Die meisten Referendare ziehen nach Abschluss ihrer Ausbildung trotz der beschriebenen Defizite ein positives Fazit. Die Möglichkeit, in einer kurzen Zeitspanne viele verschiedene juristische Berufe hautnah kennenzulernen, wird zu Recht als Privileg empfunden. Zudem erwartet sie als frisch gebackene Volljuristen ein attraktiver Bewerbermarkt, an dem sich in Anbetracht der Pensionierungswelle im Staatsdienst und der guten wirtschaftlichen Lage wohl so schnell auch nichts ändern wird. Ob sich am Ablauf des Referendariats in Zukunft etwas ändert wird, bleibt abzuwarten.

 

Lars Klenk

 

Anmerkungen der Redaktion: Die Attraktivität von Berlin als Ausbildungsstandort verdeutlicht sich auch an den Zahlen der geprüften Referendare in den einzelnen Bundesländern. Während die Anzahl der Referendare bundesweit sinkt – im Jahr 2001 wurden noch 12.592 Kandidatinnen und Kandidaten geprüft, im Jahr 2017 waren es gerade noch 8.716 – ist sie in den Stadtstaaten Berlin und Hamburg gleich geblieben. In Berlin belief sich 2001 die Anzahl der geprüften Referendare auf 951 und im Jahr 2017 auf 920.

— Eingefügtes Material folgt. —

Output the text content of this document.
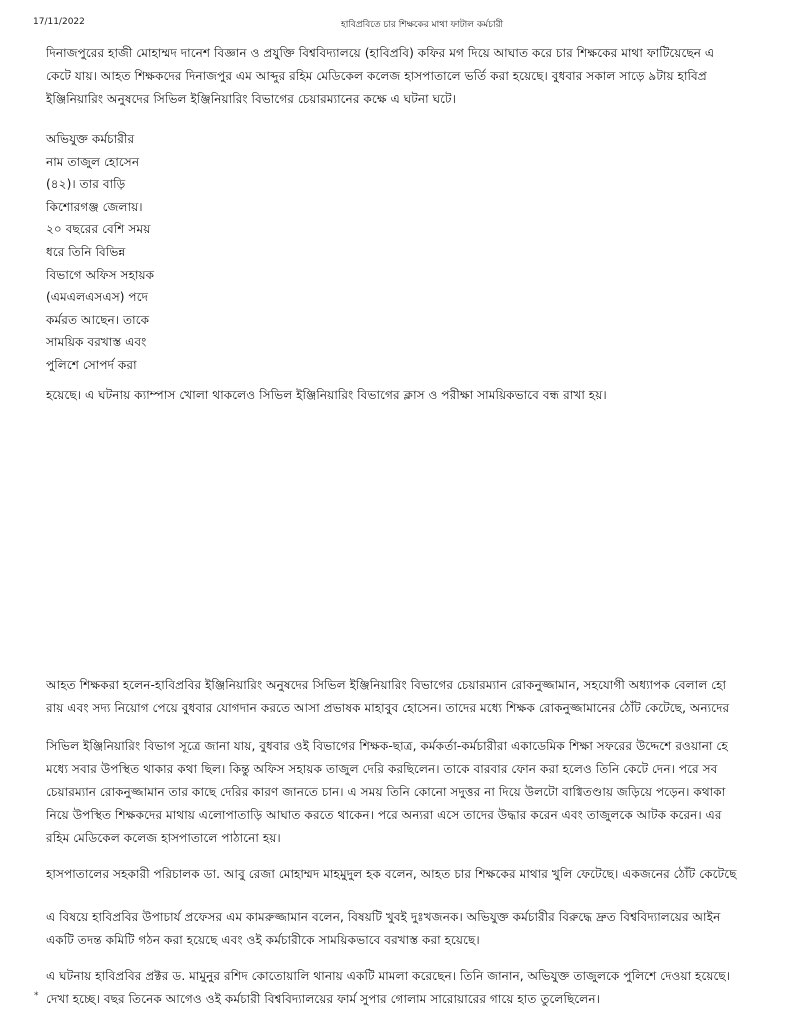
17/11/2022	হাবিপ্রবিতে চার শিক্ষকের মাথা ফাটাল কর্মচারী

দিনাজপুরের হাজী মোহাম্মদ দানেশ বিজ্ঞান ও প্রযুক্তি বিশ্ববিদ্যালয়ে (হাবিপ্রবি) কফির মগ দিয়ে আঘাত করে চার শিক্ষকের মাথা ফাটিয়েছেন এ

কেটে যায়। আহত শিক্ষকদের দিনাজপুর এম আব্দুর রহিম মেডিকেল কলেজ হাসপাতালে ভর্তি করা হয়েছে। বুধবার সকাল সাড়ে ৯টায় হাবিপ্র

ইঞ্জিনিয়ারিং অনুষদের সিভিল ইঞ্জিনিয়ারিং বিভাগের চেয়ারম্যানের কক্ষে এ ঘটনা ঘটে।

অভিযুক্ত কর্মচারীর

নাম তাজুল হোসেন

(৪২)। তার বাড়ি

কিশোরগঞ্জ জেলায়।

২০ বছরের বেশি সময়

ধরে তিনি বিভিন্ন

বিভাগে অফিস সহায়ক

(এমএলএসএস) পদে

কর্মরত আছেন। তাকে

সাময়িক বরখাস্ত এবং

পুলিশে সোপর্দ করা

হয়েছে। এ ঘটনায় ক্যাম্পাস খোলা থাকলেও সিভিল ইঞ্জিনিয়ারিং বিভাগের ক্লাস ও পরীক্ষা সাময়িকভাবে বন্ধ রাখা হয়।

আহত শিক্ষকরা হলেন-হাবিপ্রবির ইঞ্জিনিয়ারিং অনুষদের সিভিল ইঞ্জিনিয়ারিং বিভাগের চেয়ারম্যান রোকনুজ্জামান, সহযোগী অধ্যাপক বেলাল হো

রায় এবং সদ্য নিয়োগ পেয়ে বুধবার যোগদান করতে আসা প্রভাষক মাহাবুব হোসেন। তাদের মধ্যে শিক্ষক রোকনুজ্জামানের ঠোঁট কেটেছে, অন্যদের

সিভিল ইঞ্জিনিয়ারিং বিভাগ সূত্রে জানা যায়, বুধবার ওই বিভাগের শিক্ষক-ছাত্র, কর্মকর্তা-কর্মচারীরা একাডেমিক শিক্ষা সফরের উদ্দেশে রওয়ানা হে

মধ্যে সবার উপস্থিত থাকার কথা ছিল। কিন্তু অফিস সহায়ক তাজুল দেরি করছিলেন। তাকে বারবার ফোন করা হলেও তিনি কেটে দেন। পরে সব

চেয়ারম্যান রোকনুজ্জামান তার কাছে দেরির কারণ জানতে চান। এ সময় তিনি কোনো সদুত্তর না দিয়ে উলটো বাগ্বিতণ্ডায় জড়িয়ে পড়েন। কথাকা

নিয়ে উপস্থিত শিক্ষকদের মাথায় এলোপাতাড়ি আঘাত করতে থাকেন। পরে অন্যরা এসে তাদের উদ্ধার করেন এবং তাজুলকে আটক করেন। এর

রহিম মেডিকেল কলেজ হাসপাতালে পাঠানো হয়।

হাসপাতালের সহকারী পরিচালক ডা. আবু রেজা মোহাম্মদ মাহমুদুল হক বলেন, আহত চার শিক্ষকের মাথার খুলি ফেটেছে। একজনের ঠোঁট কেটেছে

এ বিষয়ে হাবিপ্রবির উপাচার্য প্রফেসর এম কামরুজ্জামান বলেন, বিষয়টি খুবই দুঃখজনক। অভিযুক্ত কর্মচারীর বিরুদ্ধে দ্রুত বিশ্ববিদ্যালয়ের আইন

একটি তদন্ত কমিটি গঠন করা হয়েছে এবং ওই কর্মচারীকে সাময়িকভাবে বরখাস্ত করা হয়েছে।

এ ঘটনায় হাবিপ্রবির প্রক্টর ড. মামুনুর রশিদ কোতোয়ালি থানায় একটি মামলা করেছেন। তিনি জানান, অভিযুক্ত তাজুলকে পুলিশে দেওয়া হয়েছে।

দেখা হচ্ছে। বছর তিনেক আগেও ওই কর্মচারী বিশ্ববিদ্যালয়ের ফার্ম সুপার গোলাম সারোয়ারের গায়ে হাত তুলেছিলেন।

*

Während die „Bestehensquote" bundesweit in etwa stabil geblieben ist, hat sie sich in Berlin verbessert. Das Notenniveau (Durchschnittsnoten) ist bundesweit gestiegen. Die Meinungen, woran das liegt, gehen auseinander. Es spricht viel dafür, dass es „Vornoteneffekte" aus den durch die universitäre Schwerpunktprüfung erheblich gestiegenen Ergebnissen der Ersten Juristischen Prüfung gibt. Die offiziellen Examensstatistiken können auf der Seite des Bundesjustizamtes eingesehen werden.